MIT researchers found obesity, poverty and smoking weren’t correlated to the high incidence rate of COVID-19 in African Americans.

Covid-19 rarely assaults children with the force it uses against adults, especially older people. But some kids who have been infected with the coronavirus develop a potentially fatal condition that brings fever, shock and organ failure. For some reason, this rare “multisystem inflammatory syndrome” afflicts Black children at significantly higher rates than White children.

The disparity is not confined to children. Across the U.S., Covid-19 poses a broader threat to people of African ancestry. Studies and data from several states show that Black Americans contract coronavirus at rates much higher than their share of the population. Their death rates are higher, too, especially in middle age; adjusted for age, Black death rates are 3.6 times those of Whites. Medicare data suggest that, among elderly Americans, being Black is a Covid-19 risk factor almost as great as being over the age of 85.

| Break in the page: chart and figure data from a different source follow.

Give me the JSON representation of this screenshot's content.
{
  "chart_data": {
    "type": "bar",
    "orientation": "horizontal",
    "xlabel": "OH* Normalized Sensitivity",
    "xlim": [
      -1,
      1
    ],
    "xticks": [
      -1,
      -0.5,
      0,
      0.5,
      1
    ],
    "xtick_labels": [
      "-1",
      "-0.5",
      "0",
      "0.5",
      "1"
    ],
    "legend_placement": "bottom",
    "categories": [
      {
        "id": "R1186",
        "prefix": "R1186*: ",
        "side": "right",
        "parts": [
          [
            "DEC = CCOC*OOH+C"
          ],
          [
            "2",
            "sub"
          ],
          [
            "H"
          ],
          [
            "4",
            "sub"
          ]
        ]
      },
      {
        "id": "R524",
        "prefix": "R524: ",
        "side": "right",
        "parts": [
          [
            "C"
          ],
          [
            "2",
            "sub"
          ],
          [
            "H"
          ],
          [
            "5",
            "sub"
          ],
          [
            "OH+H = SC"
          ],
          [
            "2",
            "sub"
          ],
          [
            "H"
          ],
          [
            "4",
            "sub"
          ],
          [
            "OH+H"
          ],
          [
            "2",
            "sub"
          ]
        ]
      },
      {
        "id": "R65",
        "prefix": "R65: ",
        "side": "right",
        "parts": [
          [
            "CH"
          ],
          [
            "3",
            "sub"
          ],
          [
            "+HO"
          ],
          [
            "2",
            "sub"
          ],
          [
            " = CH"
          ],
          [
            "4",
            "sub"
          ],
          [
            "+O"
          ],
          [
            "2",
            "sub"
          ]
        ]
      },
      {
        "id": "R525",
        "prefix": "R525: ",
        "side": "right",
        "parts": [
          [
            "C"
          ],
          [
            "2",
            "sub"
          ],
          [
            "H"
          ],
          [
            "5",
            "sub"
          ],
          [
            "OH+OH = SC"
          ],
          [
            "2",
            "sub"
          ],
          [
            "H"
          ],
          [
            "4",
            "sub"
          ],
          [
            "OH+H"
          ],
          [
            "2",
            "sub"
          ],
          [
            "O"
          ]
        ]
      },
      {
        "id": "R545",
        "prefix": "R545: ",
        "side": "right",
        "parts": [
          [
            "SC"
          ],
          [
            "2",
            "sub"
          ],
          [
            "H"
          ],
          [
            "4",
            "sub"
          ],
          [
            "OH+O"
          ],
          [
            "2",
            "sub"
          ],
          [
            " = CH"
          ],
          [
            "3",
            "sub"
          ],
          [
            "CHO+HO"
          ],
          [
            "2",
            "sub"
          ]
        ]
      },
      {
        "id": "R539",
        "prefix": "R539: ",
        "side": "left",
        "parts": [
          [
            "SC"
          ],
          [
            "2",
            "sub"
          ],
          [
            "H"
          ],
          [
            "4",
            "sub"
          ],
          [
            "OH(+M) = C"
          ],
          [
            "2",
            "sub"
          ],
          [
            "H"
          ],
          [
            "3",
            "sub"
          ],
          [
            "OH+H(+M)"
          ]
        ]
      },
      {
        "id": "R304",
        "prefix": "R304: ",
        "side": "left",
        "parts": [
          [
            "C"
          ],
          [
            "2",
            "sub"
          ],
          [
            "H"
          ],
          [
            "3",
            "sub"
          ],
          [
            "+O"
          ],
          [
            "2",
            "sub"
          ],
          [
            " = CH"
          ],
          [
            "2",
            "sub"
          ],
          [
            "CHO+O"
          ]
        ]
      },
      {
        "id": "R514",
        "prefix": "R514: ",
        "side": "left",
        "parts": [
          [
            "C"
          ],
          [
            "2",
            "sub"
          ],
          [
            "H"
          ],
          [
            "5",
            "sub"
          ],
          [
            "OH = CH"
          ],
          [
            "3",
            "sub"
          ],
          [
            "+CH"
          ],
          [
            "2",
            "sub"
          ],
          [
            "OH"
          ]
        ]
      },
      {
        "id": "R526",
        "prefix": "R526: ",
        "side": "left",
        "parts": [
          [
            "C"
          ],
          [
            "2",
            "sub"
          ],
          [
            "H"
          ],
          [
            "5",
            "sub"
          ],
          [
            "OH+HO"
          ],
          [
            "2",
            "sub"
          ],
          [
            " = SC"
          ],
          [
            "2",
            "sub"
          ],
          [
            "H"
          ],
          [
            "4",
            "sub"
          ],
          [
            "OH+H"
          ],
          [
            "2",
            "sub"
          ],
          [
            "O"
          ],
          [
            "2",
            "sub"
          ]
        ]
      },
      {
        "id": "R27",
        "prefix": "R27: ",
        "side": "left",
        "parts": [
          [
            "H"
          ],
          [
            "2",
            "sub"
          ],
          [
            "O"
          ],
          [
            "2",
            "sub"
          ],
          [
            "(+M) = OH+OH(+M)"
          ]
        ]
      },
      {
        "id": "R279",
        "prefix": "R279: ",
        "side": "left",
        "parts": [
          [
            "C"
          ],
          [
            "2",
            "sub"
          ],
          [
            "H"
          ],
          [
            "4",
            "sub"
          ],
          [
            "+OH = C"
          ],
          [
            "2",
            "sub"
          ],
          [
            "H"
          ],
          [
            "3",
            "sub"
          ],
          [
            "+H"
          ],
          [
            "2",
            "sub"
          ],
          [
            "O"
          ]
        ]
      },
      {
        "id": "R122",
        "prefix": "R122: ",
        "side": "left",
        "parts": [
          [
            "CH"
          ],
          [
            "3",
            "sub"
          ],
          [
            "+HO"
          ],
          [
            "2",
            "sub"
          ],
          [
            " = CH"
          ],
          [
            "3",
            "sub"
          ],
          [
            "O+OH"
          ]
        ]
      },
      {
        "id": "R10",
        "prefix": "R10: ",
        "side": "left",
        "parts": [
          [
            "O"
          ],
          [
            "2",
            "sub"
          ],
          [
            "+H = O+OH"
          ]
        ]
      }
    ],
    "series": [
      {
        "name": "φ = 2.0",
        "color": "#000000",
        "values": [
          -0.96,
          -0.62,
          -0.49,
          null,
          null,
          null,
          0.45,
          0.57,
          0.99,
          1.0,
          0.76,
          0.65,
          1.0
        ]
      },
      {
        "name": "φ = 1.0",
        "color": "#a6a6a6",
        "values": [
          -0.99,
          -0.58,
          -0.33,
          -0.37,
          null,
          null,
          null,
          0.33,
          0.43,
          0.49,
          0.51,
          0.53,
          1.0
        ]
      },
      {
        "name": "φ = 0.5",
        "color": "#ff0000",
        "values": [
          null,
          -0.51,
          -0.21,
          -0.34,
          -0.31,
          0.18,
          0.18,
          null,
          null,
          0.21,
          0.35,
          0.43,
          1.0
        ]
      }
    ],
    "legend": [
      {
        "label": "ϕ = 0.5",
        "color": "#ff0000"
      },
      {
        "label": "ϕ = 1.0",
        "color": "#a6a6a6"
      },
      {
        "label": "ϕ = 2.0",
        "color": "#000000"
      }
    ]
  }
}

Why? The precise reasons are unknown. Massachusetts Institute of Technology Sloan School of Management professor Christopher Knittel and graduate research assistant Bora Ozaltun analyzed daily Covid-19 death rates for a nearly two-month period for counties and states to understand the correlation between Covid-19 deaths and patients’ typical commutes, exposure to pollution, race and other factors.

While African Americans are dying at higher rates than White people, the researchers found obesity, poverty and smoking weren’t correlated to those deaths. Diabetes was ruled out, too.

“We must examine other possibilities, such as systemic racism that impacts African Americans, quality of insurance, hospitals, and healthcare, or other underlying health conditions that are not in the model, and then urge policymakers to look at other ways to solve the problem.”

“The reason why African Americans face higher death rates is not because they have higher rates of uninsured, poverty, diabetes,” said Knittel. “It could be because the quality of their insurance is lower, the quality of their hospitals is lower, or some other systemic reason. Our analysis can hopefully allow policymakers to focus on a narrower set of potential causal links.”

The MIT researchers’ work comes as Covid-19 cases are on the rise in several states and in African American communities. According to data compiled by the COVID Tracking Project and Boston University for the COVID Racial Data tracker, Black people represent 13% of the U.S. population but account for 23% of the known deaths from the disease caused by the new coronavirus.

More than 26,708 Black people have died in the U.S. pandemic, and four of the five counties with the highest death rates from Covid-19 are predominantly Black. In counties where Black people are the majority, MIT found they’re dying at rates close to 10 times higher than White counties.

It would help to have better data on Covid-19 by race, as scientists and members of Congress have been demanding. To date, more than 40% of COVID cases in the Centers for Disease Control database lack basic race and ethnicity data — in part because states and private laboratories have not reported the information. The Centers for Medicare and Medicaid Services has promised to mandate the reporting of more detailed demographic data, but not until Aug. 1.